Tuesday, 13 December 2011
Winchester '73 
Winchester ’73 was the first of several memorable collaborations between Anthony Mann and James Stewart in the so-called genre of psychological Westerns, and what a great start to their journey this was! This fervently-paced muscular Western had Stewart playing Lin McAdam, a deeply conflicted drifter and a crack-shot who is trotting around on his horse with a loyal friend of his with the sole motive of avenging his father’s death. And his nemesis happens to be another crack-shot by the name of Dutch Henry Brown – who also happens to be his half-brother. The movie starts with a competition held at Dodge City in order to find the winner of a “One in a Thousand” Winchester ’73 rifle.
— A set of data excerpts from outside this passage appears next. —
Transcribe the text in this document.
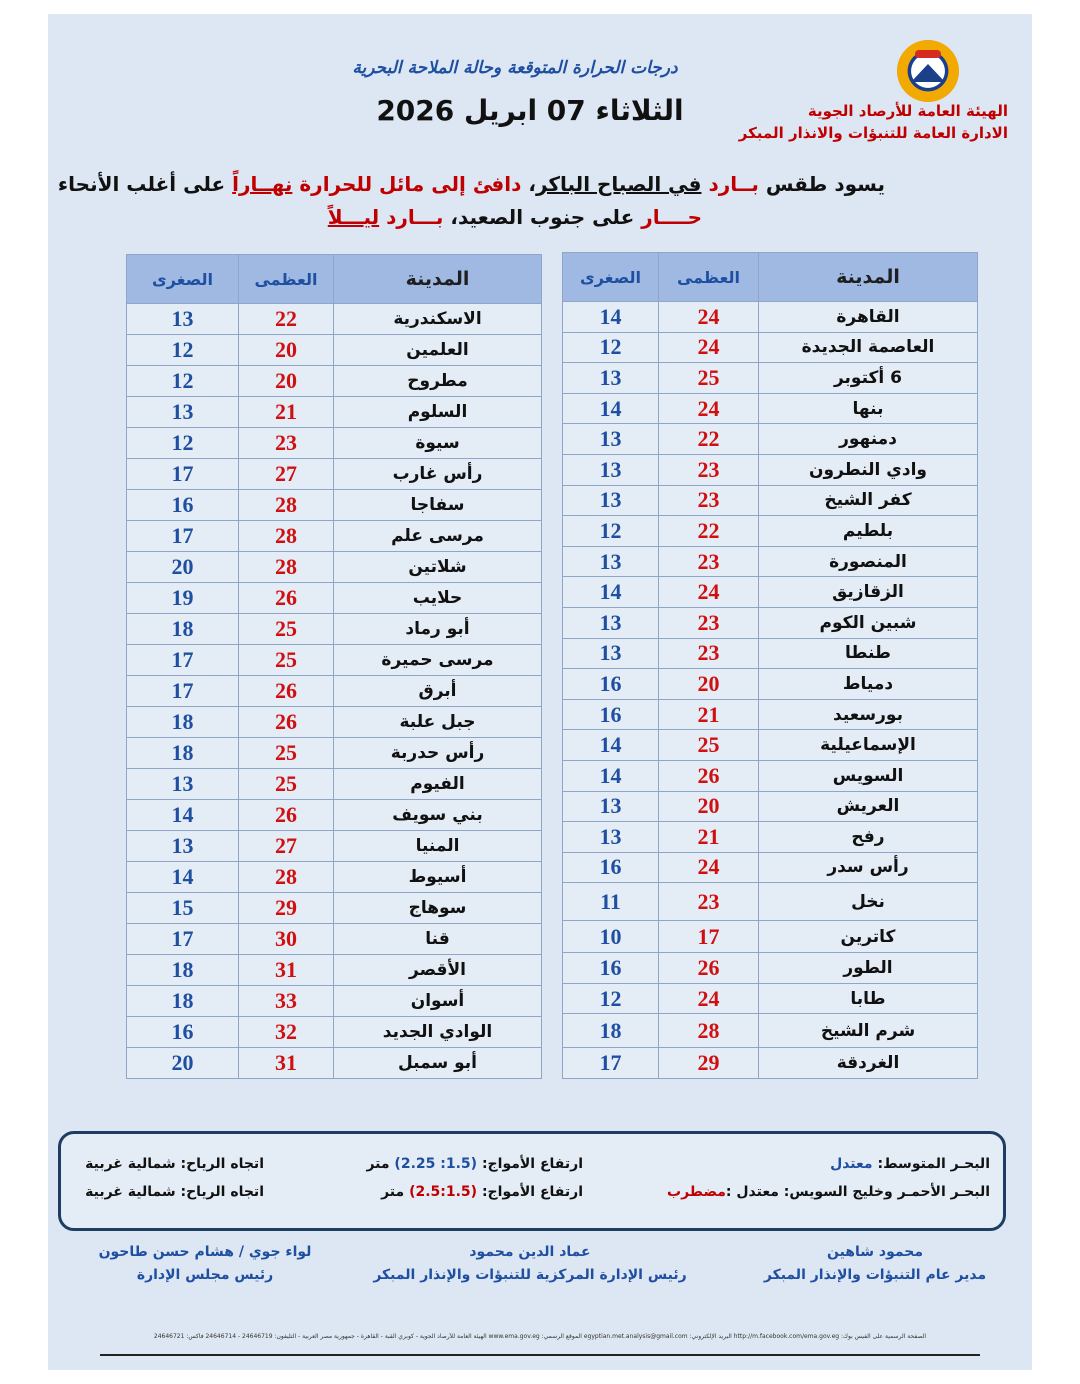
الهيئة العامة للأرصاد الجوية
الادارة العامة للتنبؤات والانذار المبكر
درجات الحرارة المتوقعة وحالة الملاحة البحرية
الثلاثاء 07 ابريل 2026
يسود طقس بــارد في الصباح الباكر، دافئ إلى مائل للحرارة نهــاراً على أغلب الأنحاء
حــــار على جنوب الصعيد، بـــارد ليـــلاً
المدينة	العظمى	الصغرى
القاهرة	24	14
العاصمة الجديدة	24	12
6 أكتوبر	25	13
بنها	24	14
دمنهور	22	13
وادي النطرون	23	13
كفر الشيخ	23	13
بلطيم	22	12
المنصورة	23	13
الزقازيق	24	14
شبين الكوم	23	13
طنطا	23	13
دمياط	20	16
بورسعيد	21	16
الإسماعيلية	25	14
السويس	26	14
العريش	20	13
رفح	21	13
رأس سدر	24	16
نخل	23	11
كاترين	17	10
الطور	26	16
طابا	24	12
شرم الشيخ	28	18
الغردقة	29	17
المدينة	العظمى	الصغرى
الاسكندرية	22	13
العلمين	20	12
مطروح	20	12
السلوم	21	13
سيوة	23	12
رأس غارب	27	17
سفاجا	28	16
مرسى علم	28	17
شلاتين	28	20
حلايب	26	19
أبو رماد	25	18
مرسى حميرة	25	17
أبرق	26	17
جبل علبة	26	18
رأس حدربة	25	18
الفيوم	25	13
بني سويف	26	14
المنيا	27	13
أسيوط	28	14
سوهاج	29	15
قنا	30	17
الأقصر	31	18
أسوان	33	18
الوادي الجديد	32	16
أبو سمبل	31	20
البحـر المتوسط: معتدل
ارتفاع الأمواج: (1.5: 2.25) متر
اتجاه الرياح: شمالية غربية
البحـر الأحمـر وخليج السويس: معتدل :مضطرب
ارتفاع الأمواج: (2.5:1.5) متر
اتجاه الرياح: شمالية غربية
محمود شاهين
مدير عام التنبؤات والإنذار المبكر
عماد الدين محمود
رئيس الإدارة المركزية للتنبؤات والإنذار المبكر
لواء جوي / هشام حسن طاحون
رئيس مجلس الإدارة
الصفحة الرسمية على الفيس بوك: http://m.facebook.com/ema.gov.eg البريد الإلكتروني: egyptian.met.analysis@gmail.com الموقع الرسمي: www.ema.gov.eg الهيئة العامة للأرصاد الجوية - كوبري القبة - القاهرة - جمهورية مصر العربية - التليفون: 24646719 - 24646714 فاكس: 24646721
Lin wins the target-shooting duel, only for Dutch to steal it on his way out of the town. And thus starts a fascinating journey for the prized gun through a plethora of hands, as also a maniacal and nerve-racking pursuit by Lin through the harsh and treacherous terrains in order to seek vengeance and closure. The film might not boast of spectacular performances as such; nonetheless, there are a couple of interesting turns in it – most notably by Dan Duryea as a psychotic outlaw. But acting-wise, the movie belongs to Stewart for his restrained portrayal of a seemingly mild-mannered man who is nevertheless willing to go to extreme lengths of insanity – both physiologically and psychologically, in order to kill Dutch and get his rifle back. The movie, by the way, is filled with the kind of archetypes that this iconic genre’s aficionados of are so in love with.